Discovered by Alexander Bergmann, the vulnerability is rather difficult to exploit, because the race window between join-and-execve is quite small. According to Docker’s CVE database, the privilege escalation issue is the result of insecure opening of file-descriptor. Docker 1.12.6 resolves the bug.
Because the issue resides in the runc code, other containers might also be affected, Aqua Security’s Sagie Dulce says. The vulnerability is triggered when exec-ing an application in an already running container, the security researcher explains.
The use of an inherited file descriptor inside the container allows a malicious process to access the file descriptor of a directory that resides on the host and then the rest of the host's filesystem. Because the bug can be leveraged for directory traversal to the host's file system, it results in an effective container escape, Dulce notes.
Apparently, exec-ing commands inside a running container is actually a bigger issue that the problem of an open file descriptor is part of. However, the window of opportunity where the container has access to the runc init process on the host is very small before the runc init process execs the command inside the container.
“This is because runc enters the namespace of the container before it execs the final command. This window could enable a container, for example, to list file descriptors on the host process, which can then lead it to the host’s file system. Because many containers run as root, this indeed has serious implications,” the researcher notes.
The issue can be exploited in containers that lack the CAP_SYS_PTRACE capability, although it is much easier to access the file descriptors if the capability exists.
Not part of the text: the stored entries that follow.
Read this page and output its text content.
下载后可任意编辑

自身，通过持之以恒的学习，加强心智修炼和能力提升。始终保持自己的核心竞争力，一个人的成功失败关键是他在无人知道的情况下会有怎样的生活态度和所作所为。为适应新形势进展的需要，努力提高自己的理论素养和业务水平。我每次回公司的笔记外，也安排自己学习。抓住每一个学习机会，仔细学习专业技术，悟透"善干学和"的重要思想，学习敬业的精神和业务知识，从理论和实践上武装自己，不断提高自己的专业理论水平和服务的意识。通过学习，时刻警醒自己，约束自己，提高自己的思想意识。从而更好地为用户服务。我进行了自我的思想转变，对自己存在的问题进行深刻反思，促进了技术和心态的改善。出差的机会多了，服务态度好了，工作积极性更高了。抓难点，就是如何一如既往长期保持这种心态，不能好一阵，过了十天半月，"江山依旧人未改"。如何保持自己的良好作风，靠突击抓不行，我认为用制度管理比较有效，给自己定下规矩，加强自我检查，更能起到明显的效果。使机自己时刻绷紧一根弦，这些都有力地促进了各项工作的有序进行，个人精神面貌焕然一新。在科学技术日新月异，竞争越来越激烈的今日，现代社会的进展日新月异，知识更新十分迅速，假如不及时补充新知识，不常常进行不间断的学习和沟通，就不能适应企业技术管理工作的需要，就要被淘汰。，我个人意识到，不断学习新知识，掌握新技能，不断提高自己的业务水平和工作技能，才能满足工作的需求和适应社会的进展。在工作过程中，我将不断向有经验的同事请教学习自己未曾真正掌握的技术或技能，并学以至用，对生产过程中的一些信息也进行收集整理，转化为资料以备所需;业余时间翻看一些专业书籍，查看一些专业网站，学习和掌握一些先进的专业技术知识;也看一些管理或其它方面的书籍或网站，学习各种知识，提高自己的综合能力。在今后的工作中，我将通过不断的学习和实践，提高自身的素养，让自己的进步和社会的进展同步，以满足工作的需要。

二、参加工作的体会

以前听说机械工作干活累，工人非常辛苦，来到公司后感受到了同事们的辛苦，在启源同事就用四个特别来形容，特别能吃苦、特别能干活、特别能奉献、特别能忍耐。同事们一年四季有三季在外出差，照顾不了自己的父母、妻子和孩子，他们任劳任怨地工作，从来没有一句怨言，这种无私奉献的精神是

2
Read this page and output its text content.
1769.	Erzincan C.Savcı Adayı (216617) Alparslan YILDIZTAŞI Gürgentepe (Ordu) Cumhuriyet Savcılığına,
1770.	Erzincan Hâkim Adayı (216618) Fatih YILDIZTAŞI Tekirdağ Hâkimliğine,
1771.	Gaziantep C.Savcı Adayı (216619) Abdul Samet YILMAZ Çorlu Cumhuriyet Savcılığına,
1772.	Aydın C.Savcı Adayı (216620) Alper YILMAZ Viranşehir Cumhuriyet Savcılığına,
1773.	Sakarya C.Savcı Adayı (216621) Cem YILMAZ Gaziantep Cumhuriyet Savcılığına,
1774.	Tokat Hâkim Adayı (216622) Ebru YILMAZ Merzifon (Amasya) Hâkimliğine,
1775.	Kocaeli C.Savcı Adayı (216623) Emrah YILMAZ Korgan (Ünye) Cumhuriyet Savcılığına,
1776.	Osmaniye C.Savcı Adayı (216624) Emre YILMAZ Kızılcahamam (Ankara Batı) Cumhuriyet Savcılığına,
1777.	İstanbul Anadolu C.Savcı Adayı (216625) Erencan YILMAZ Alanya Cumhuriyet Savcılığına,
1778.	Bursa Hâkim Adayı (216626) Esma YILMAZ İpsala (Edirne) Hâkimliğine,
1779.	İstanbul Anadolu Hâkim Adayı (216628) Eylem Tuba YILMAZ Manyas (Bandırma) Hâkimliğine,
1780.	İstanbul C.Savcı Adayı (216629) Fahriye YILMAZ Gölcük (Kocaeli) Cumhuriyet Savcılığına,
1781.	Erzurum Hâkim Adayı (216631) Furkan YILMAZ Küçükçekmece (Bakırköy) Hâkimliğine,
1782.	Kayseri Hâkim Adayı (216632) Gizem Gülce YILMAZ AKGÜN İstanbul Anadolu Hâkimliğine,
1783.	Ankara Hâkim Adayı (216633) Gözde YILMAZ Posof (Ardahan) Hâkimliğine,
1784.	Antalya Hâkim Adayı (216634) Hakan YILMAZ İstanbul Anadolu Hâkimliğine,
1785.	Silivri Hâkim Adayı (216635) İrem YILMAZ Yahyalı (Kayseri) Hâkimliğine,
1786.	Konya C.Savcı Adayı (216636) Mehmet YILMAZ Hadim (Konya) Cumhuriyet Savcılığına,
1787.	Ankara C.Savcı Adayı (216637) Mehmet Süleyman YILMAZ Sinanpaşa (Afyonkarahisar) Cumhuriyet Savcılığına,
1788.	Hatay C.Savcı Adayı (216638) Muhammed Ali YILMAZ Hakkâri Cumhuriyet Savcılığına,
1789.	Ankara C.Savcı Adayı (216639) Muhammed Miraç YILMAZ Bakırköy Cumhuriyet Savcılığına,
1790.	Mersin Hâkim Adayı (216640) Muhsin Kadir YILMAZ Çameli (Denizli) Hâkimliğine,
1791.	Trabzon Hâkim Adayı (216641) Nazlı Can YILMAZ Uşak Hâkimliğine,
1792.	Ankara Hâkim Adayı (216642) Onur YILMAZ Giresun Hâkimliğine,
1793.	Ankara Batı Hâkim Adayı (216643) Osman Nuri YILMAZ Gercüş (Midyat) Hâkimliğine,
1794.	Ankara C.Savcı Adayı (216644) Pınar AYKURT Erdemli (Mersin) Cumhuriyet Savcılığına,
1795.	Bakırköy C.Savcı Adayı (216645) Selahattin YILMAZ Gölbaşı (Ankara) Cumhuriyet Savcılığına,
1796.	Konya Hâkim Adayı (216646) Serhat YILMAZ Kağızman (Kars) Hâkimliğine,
A correctly timed exploit can leverage the vulnerability without having control of the runc init process. “One can escape a container […] by simply patching runc to sleep before calling exec,” Dulce says.
According to Red Hat’s Dan Walsh, SELinux mitigates the vulnerability. “SELinux is the only thing that protects the host file system from attacks from inside of the container. If the processes inside of the container get access to a host file and attempt to read and write the content SELinux will check the access,” he explains.
The released patch for this issue ensures that there are no host file descriptors present in the runc init process. Moreover, the fix sets the runc init process as non-dumpable, before setns into the container, which apparently protects it from processes inside the container.